É nessa hora que você percebe que Naming e Branding caminham juntos. O nome deve se integrar naturalmente à identidade visual, ao tom de voz e ao posicionamento da marca. Quando há coerência entre esses elementos, a marca se torna mais forte, mais reconhecível e mais fácil de ser lembrada. Por isso, o processo de naming não deve ser isolado, mas parte de uma construção estratégica maior.

Se a marca deseja ser séria e formal, não pode ter um nome muito diferente e bem-humorado. Se a marca deseja se conectar com o jovem e usar fontes divertidas no logo, talvez um nome tradicional não seja a melhor ideia.

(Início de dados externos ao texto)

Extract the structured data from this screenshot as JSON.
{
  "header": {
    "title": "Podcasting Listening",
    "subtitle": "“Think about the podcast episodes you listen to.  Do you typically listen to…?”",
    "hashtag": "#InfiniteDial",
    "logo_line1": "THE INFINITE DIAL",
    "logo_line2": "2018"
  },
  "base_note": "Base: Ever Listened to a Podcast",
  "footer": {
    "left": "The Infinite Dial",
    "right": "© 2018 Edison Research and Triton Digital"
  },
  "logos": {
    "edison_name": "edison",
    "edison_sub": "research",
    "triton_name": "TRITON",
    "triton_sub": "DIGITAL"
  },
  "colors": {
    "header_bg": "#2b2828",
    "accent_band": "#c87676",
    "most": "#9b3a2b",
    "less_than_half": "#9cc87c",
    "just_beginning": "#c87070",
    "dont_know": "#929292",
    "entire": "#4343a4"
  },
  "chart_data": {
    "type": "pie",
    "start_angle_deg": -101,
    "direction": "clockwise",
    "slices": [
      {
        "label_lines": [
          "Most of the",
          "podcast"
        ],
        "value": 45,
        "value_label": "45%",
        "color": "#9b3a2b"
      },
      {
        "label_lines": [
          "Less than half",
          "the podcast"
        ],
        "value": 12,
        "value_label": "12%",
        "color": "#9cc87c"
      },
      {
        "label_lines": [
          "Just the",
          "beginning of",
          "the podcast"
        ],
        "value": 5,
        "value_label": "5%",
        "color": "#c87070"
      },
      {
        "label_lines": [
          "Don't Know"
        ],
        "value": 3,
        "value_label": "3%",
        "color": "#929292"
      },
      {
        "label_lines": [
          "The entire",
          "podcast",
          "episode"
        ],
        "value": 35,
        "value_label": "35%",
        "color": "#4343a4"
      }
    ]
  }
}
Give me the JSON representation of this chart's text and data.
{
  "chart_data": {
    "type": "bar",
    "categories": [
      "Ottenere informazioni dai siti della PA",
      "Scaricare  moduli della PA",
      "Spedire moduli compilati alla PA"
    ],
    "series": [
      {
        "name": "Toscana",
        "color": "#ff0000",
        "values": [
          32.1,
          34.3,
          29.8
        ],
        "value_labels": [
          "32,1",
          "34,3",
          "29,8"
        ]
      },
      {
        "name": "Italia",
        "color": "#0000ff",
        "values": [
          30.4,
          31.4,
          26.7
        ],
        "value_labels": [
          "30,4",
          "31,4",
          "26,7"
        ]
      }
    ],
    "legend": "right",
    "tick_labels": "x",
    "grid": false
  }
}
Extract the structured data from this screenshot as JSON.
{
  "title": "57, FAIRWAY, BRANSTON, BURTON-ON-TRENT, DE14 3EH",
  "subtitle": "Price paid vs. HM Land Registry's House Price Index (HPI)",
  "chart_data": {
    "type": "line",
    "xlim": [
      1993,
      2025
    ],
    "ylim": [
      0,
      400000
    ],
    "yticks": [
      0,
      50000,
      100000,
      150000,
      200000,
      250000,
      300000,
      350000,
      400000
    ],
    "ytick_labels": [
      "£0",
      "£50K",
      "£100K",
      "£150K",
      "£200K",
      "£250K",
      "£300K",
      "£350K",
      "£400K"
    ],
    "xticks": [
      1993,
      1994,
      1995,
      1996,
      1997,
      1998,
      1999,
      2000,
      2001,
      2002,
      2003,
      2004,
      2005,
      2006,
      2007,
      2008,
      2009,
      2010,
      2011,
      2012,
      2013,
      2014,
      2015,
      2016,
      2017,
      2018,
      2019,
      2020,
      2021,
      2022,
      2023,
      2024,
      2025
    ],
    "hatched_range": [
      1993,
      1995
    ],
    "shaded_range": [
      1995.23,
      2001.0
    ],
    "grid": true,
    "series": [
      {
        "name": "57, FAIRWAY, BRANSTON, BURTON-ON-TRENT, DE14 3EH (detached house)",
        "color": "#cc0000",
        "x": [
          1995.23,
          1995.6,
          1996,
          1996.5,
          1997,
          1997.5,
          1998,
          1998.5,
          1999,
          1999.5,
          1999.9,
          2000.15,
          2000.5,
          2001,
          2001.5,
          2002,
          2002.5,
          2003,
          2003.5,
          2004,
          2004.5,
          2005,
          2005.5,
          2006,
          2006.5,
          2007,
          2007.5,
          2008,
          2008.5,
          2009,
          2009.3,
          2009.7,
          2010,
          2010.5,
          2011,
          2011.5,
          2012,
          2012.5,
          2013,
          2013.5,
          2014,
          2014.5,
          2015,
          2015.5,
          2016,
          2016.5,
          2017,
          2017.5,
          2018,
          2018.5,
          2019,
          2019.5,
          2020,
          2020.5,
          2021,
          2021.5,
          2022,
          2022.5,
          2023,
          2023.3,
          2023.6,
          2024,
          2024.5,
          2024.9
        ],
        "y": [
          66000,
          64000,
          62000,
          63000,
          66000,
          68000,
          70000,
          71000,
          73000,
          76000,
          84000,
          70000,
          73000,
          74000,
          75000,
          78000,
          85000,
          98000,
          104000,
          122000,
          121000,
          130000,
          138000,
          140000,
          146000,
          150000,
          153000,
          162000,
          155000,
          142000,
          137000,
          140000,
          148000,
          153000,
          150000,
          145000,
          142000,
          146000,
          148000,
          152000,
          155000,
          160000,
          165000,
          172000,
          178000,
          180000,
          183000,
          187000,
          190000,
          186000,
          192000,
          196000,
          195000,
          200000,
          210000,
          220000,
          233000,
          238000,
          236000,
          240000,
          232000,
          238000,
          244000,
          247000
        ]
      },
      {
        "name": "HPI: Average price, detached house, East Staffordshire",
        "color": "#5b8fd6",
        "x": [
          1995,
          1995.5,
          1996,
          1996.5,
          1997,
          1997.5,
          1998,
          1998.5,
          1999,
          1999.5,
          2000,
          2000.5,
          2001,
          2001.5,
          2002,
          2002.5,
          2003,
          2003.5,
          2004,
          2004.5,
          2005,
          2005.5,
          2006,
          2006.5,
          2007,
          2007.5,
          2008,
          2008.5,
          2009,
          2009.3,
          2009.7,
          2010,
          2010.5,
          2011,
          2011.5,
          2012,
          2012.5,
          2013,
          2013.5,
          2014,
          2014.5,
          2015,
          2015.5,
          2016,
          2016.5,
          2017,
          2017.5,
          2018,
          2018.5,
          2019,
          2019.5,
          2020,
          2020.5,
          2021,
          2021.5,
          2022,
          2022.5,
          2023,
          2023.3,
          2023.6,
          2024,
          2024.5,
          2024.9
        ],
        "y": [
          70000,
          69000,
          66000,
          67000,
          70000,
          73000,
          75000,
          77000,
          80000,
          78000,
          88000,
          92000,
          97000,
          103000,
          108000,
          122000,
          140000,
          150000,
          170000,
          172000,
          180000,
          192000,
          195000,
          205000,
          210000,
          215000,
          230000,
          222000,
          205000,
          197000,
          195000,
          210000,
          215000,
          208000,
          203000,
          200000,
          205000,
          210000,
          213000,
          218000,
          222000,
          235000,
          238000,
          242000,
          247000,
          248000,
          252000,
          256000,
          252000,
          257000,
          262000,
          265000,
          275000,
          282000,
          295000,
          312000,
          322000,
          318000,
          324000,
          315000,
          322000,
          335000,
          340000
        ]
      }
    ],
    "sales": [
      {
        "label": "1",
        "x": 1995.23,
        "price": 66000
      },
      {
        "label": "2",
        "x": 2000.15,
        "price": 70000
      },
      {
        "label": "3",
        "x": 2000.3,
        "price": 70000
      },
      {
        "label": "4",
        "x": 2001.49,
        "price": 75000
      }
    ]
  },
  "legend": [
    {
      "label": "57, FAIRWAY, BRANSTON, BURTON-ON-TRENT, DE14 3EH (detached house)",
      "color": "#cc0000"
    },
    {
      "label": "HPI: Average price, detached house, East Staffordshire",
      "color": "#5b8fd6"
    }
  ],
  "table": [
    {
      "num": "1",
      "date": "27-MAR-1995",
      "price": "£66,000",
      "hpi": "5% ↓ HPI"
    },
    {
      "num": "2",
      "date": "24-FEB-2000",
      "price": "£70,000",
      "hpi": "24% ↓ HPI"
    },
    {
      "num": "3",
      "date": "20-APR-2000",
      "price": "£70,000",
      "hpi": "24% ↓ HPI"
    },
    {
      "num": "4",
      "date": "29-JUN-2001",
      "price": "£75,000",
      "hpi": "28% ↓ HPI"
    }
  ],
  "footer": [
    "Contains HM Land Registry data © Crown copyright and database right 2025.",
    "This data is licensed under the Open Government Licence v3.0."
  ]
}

Etapa importante: testes e validação com o público

Mesmo um nome tecnicamente perfeito pode não funcionar se não ressoar com as pessoas certas. Pensando nisso, é uma boa ideia testar alternativas, ouvir percepções e validar hipóteses com o público. Esta é uma etapa que muitas empresas ignoram, mas que faz toda a diferença, e pode ser feita tanto de maneira tradicional e profissional, quanto apenas por meio de consultas a pessoas próximas no caso de restrições orçamentárias.

A reação do público ajuda a identificar nuances que passam despercebidas internamente e evita escolhas baseadas apenas em preferências pessoais.

Naming é estratégia, não é sorte

O processo de criar o melhor nome para uma empresa exige método, sensibilidade e visão de longo prazo. Não se trata de encontrar uma palavra aleatória, mas de construir um ativo de marca que represente a essência do negócio e abra portas para o crescimento.

Lembre-se: não dá pra querer criar uma marca como se criava há um século, quando as marcas eram poucas. Hoje em dia, as pessoas são inundadas por marcas a todo instante: os nomes precisam ser memoráveis e conectados com a lógica da marca. Quando bem-feito, o naming se torna um dos pilares mais sólidos do branding e contribui para que a marca se destaque em um mercado cada vez mais competitivo.